Il n’existe pas de tyrannie sans loi.
« De la loi des suspects à linstauration de Tracfin : parallèle des époques troublées »

Il n’existe pas de tyrannie sans loi. En 1793, la France révolutionnaire bascule dans la Terreur, mais cette terreur ne surgit pas du néant. Elle est votée, délibérée, ratifiée : la loi des suspects, adoptée par la Convention, autorise l’arrestation de tout citoyen « dont la conduite, les relations, les propos ou les écrits » inspirent le soupçon. Une formule vague, mais redoutablement efficace pour instaurer un régime légal de persécution politique. Car oui, la Terreur est un “État de droit”, au sens où elle repose sur des textes votés et appliqués par des institutions représentatives. Légal, mais non légitime.

Deux siècles plus tard, Tracfin est instauré dans une logique moins sanglante, mais non moins structurée autour du soupçon institutionnalisé. Dans un contexte post-Guerre froide, puis post-11 septembre, l’État français organise la surveillance préventive des circuits financiers. Là encore, tout est légal. Là encore, tout est voté. Là encore, le droit devient le bras armé de la peur. La continuité n’est pas juridique, elle est politique : la normalisation du soupçon comme fondement de l’action publique.

La loi des suspects : la fabrique légale de la peur

Le 17 septembre 1793, la Convention adopte un texte simple, mais aux effets dévastateurs. Nul besoin de preuve : une attitude, une relation sociale, une opinion passée suffisent. Le soupçon devient preuve. La loi ne dit plus ce qu’on fait, mais ce qu’on est censé penser. Elle ne condamne plus des actes, mais des intentions supposées.

Et pourtant, tout cela est parfaitement légal. Le droit sert ici de paravent, de justification, de façade morale. Ce n’est pas une dictature militaire, mais une dictature légale, fondée sur la fiction du salut public. Ce qui est décidé au nom du peuple finit par anéantir le peuple.

Et les premiers à tomber sont ceux qui l’ont conçue. Danton, puis Robespierre, finissent guillotinés, victimes d’un mécanisme qu’ils pensaient maîtriser. Quand l’arbitraire est gravé dans la loi, il ne connaît plus de limites. La loi d’exception devient une loi de succession.

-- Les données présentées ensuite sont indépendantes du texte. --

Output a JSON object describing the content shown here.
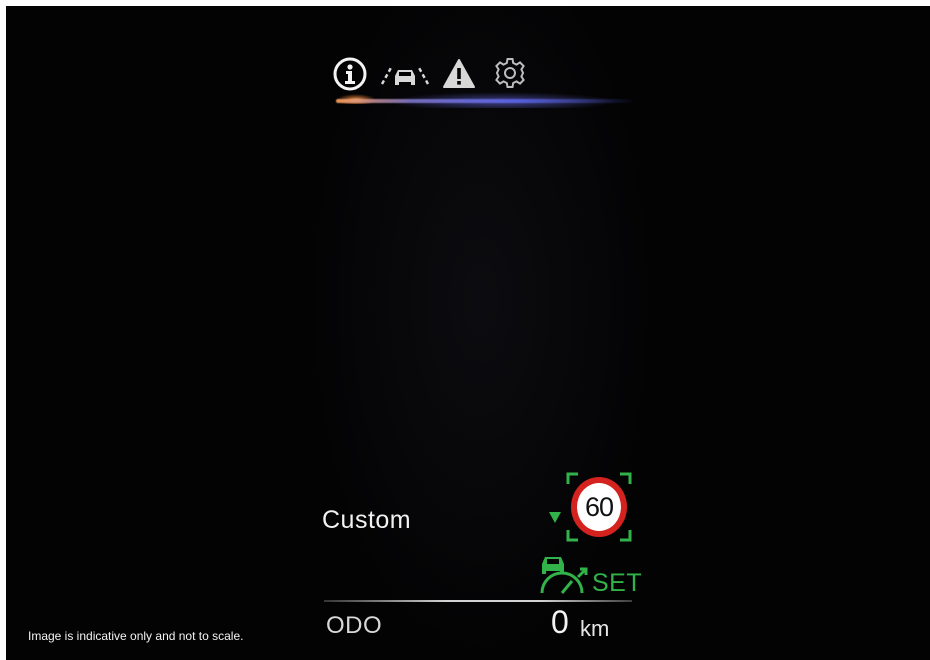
{
  "tabs": [
    {
      "icon": "info-icon",
      "active": true
    },
    {
      "icon": "lane-assist-icon",
      "active": false
    },
    {
      "icon": "warning-icon",
      "active": false
    },
    {
      "icon": "settings-icon",
      "active": false
    }
  ],
  "drive_mode": {
    "label": "Custom"
  },
  "speed_limit": {
    "value": "60",
    "indicator": "arrow-down-icon"
  },
  "cruise_control": {
    "status": "SET",
    "icon": "cruise-control-icon"
  },
  "odometer": {
    "label": "ODO",
    "value": "0",
    "unit": "km"
  },
  "disclaimer": "Image is indicative only and not to scale.",
  "colors": {
    "background": "#030304",
    "accent_green": "#31b34a",
    "sign_red": "#d4221f",
    "tab_glow_orange": "#ffa05a",
    "tab_glow_blue": "#5a64e6",
    "text": "#f2f2f2"
  }
}
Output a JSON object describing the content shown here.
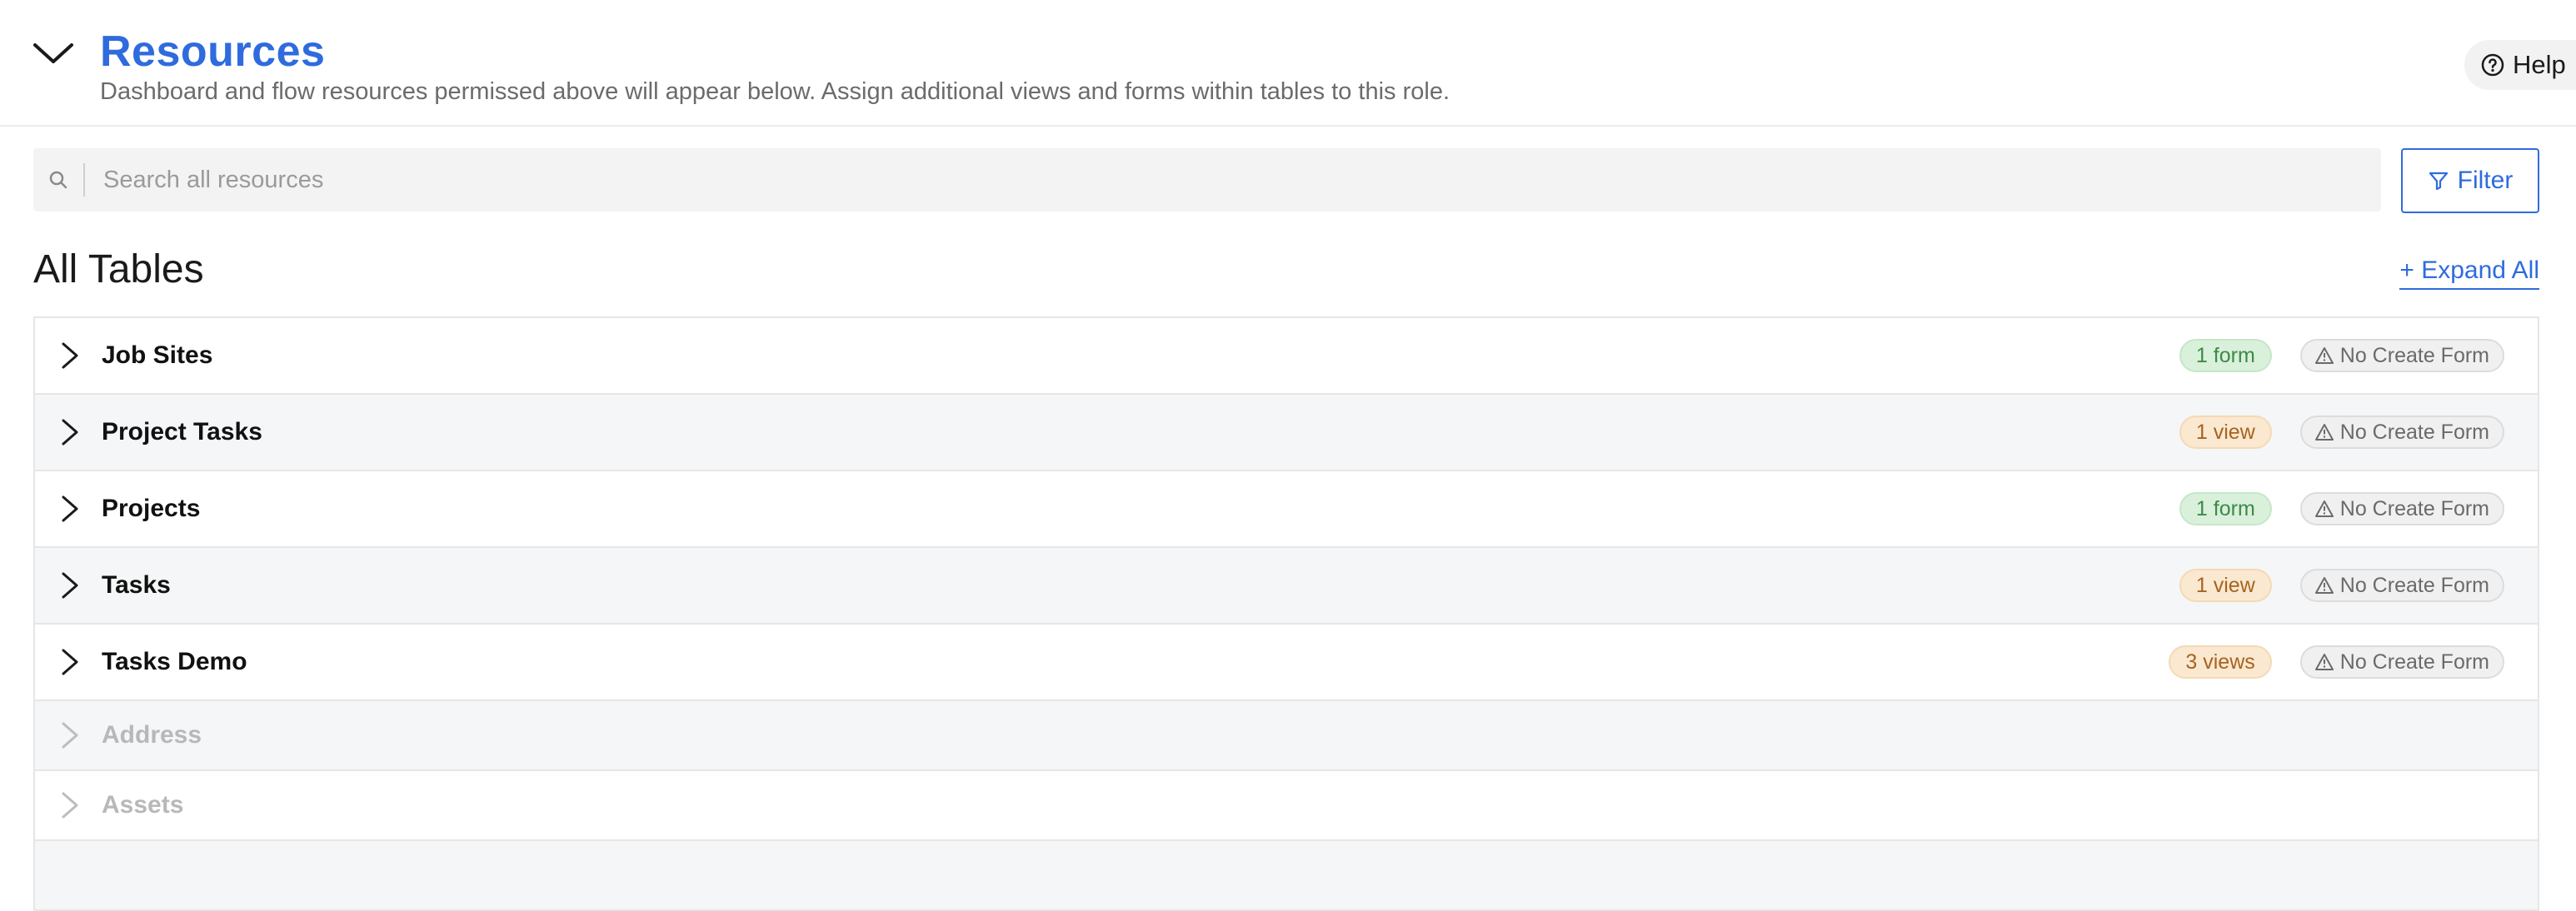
{
  "header": {
    "title": "Resources",
    "subtitle": "Dashboard and flow resources permissed above will appear below. Assign additional views and forms within tables to this role.",
    "help_label": "Help",
    "collapse_icon": "chevron-down-icon"
  },
  "search": {
    "placeholder": "Search all resources",
    "value": ""
  },
  "filter": {
    "label": "Filter"
  },
  "section": {
    "title": "All Tables",
    "expand_all_label": "+ Expand All"
  },
  "tables": [
    {
      "name": "Job Sites",
      "count_badge": "1 form",
      "badge_kind": "form",
      "warning": "No Create Form",
      "enabled": true
    },
    {
      "name": "Project Tasks",
      "count_badge": "1 view",
      "badge_kind": "view",
      "warning": "No Create Form",
      "enabled": true
    },
    {
      "name": "Projects",
      "count_badge": "1 form",
      "badge_kind": "form",
      "warning": "No Create Form",
      "enabled": true
    },
    {
      "name": "Tasks",
      "count_badge": "1 view",
      "badge_kind": "view",
      "warning": "No Create Form",
      "enabled": true
    },
    {
      "name": "Tasks Demo",
      "count_badge": "3 views",
      "badge_kind": "view",
      "warning": "No Create Form",
      "enabled": true
    },
    {
      "name": "Address",
      "enabled": false
    },
    {
      "name": "Assets",
      "enabled": false
    }
  ],
  "colors": {
    "accent": "#2f6bde",
    "form_badge_bg": "#d9f0db",
    "view_badge_bg": "#fbe8d0",
    "disabled_text": "#b8b8b8"
  }
}
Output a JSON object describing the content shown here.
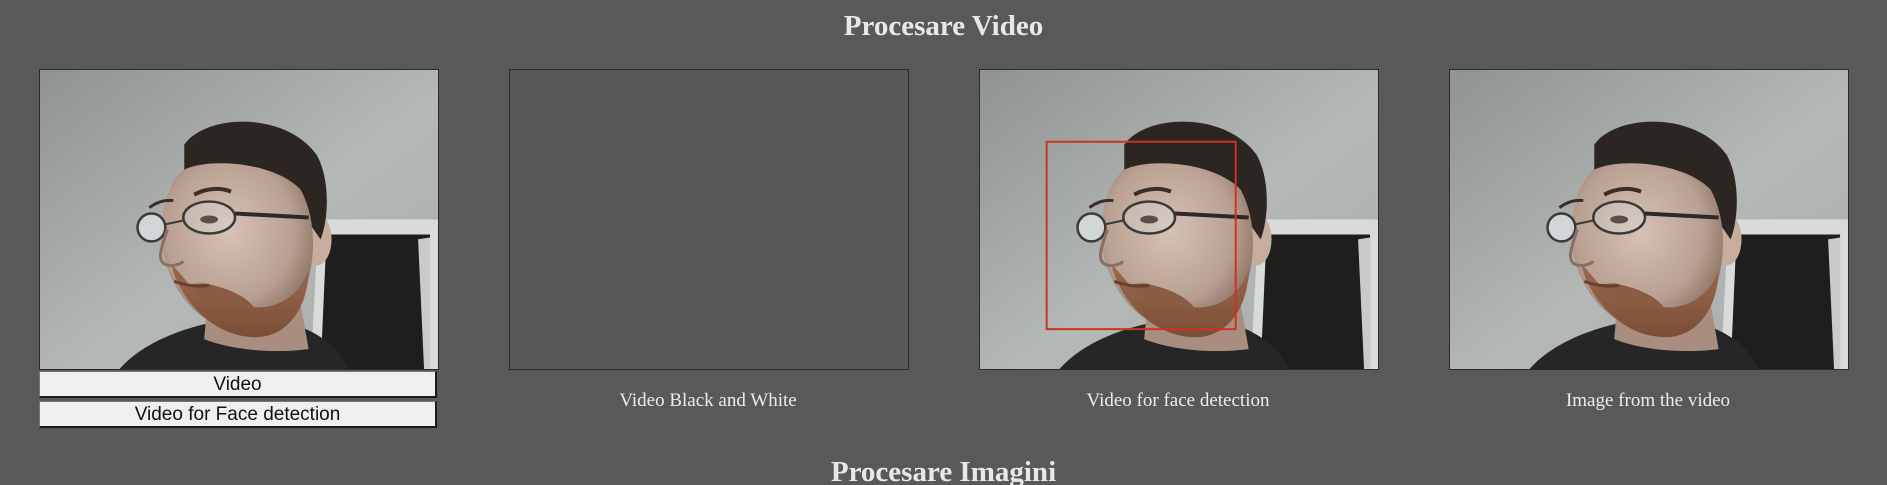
{
  "headings": {
    "video_section": "Procesare Video",
    "image_section": "Procesare Imagini"
  },
  "buttons": {
    "video": "Video",
    "face_detection": "Video for Face detection"
  },
  "captions": {
    "black_white": "Video Black and White",
    "face_detection": "Video for face detection",
    "image_from_video": "Image from the video"
  },
  "colors": {
    "background": "#595959",
    "detection_box": "#cc3322"
  }
}
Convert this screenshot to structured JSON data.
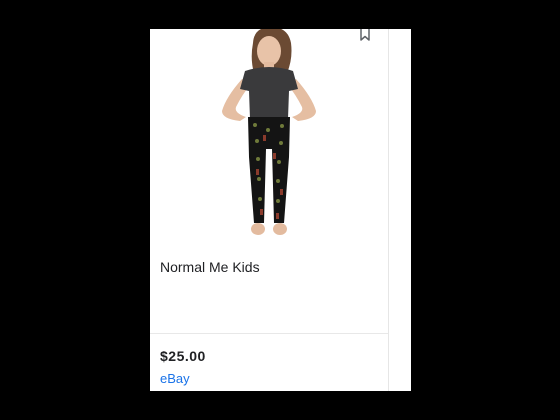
{
  "product": {
    "image_alt": "Girl wearing black leggings",
    "title": "Normal Me Kids",
    "price": "$25.00",
    "seller": "eBay"
  },
  "icons": {
    "save": "bookmark-icon"
  },
  "colors": {
    "page_background": "#000000",
    "card_background": "#ffffff",
    "title_text": "#202124",
    "seller_link": "#1a73e8"
  }
}
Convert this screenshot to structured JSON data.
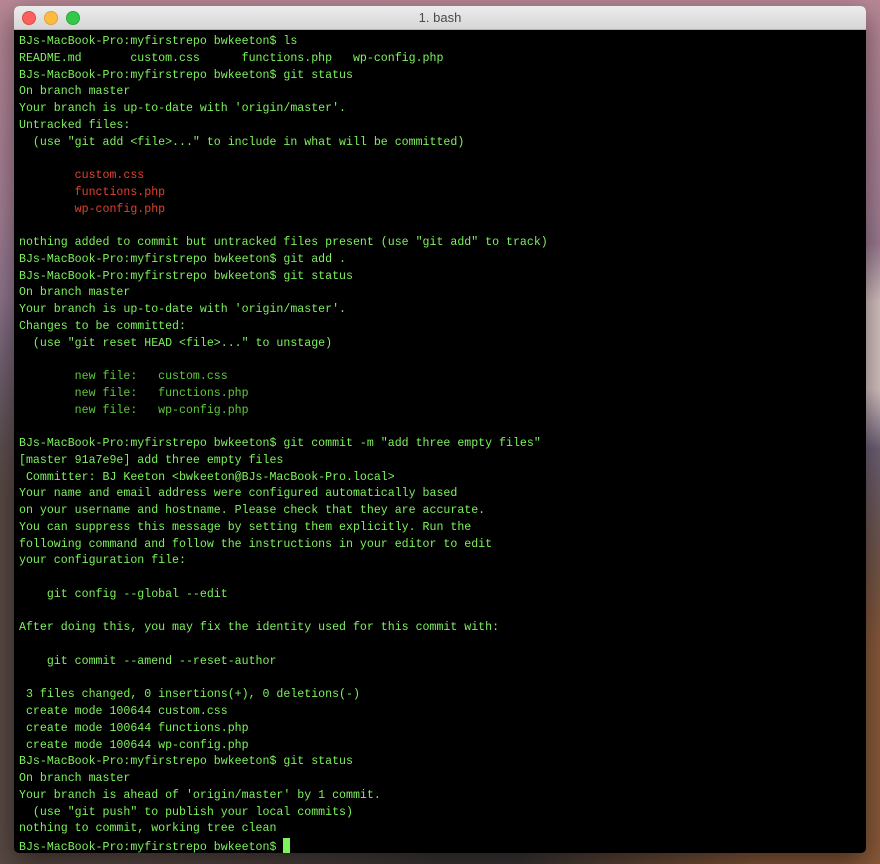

Tracfin : le soupçon permanent comme norme

Créé en 1990, Tracfin devait initialement lutter contre le blanchiment d’argent. Mais très vite, son champ s’élargit : financement du terrorisme, fraude, corruption, contournement des sanctions internationales… La logique est claire : surveiller l’argent, c’est surveiller les individus. Et pour cela, pas besoin de juge, mais une alerte, une « déclaration de soupçon » émise par une banque, un notaire, un assureur.

Ce sont les professions privées qui, mandatées par l’État, deviennent agents du soupçon généralisé. Des millions de données financières sont croisées, archivées, analysées sans qu’aucune infraction ne soit constatée. Il ne s’agit pas de poursuivre un crime, mais d’anticiper une éventuelle intention, un comportement suspect. Comme en 1793, la suspicion précède le fait.

Et ici encore, tout est encadré par le droit. Mais ce droit évolue constamment, vers plus de prérogatives, plus de flou, plus d’algorithmes. Ce n’est plus la guillotine, mais le déréférencement bancaire. L’exclusion sans jugement. Le soupçon algorithmique.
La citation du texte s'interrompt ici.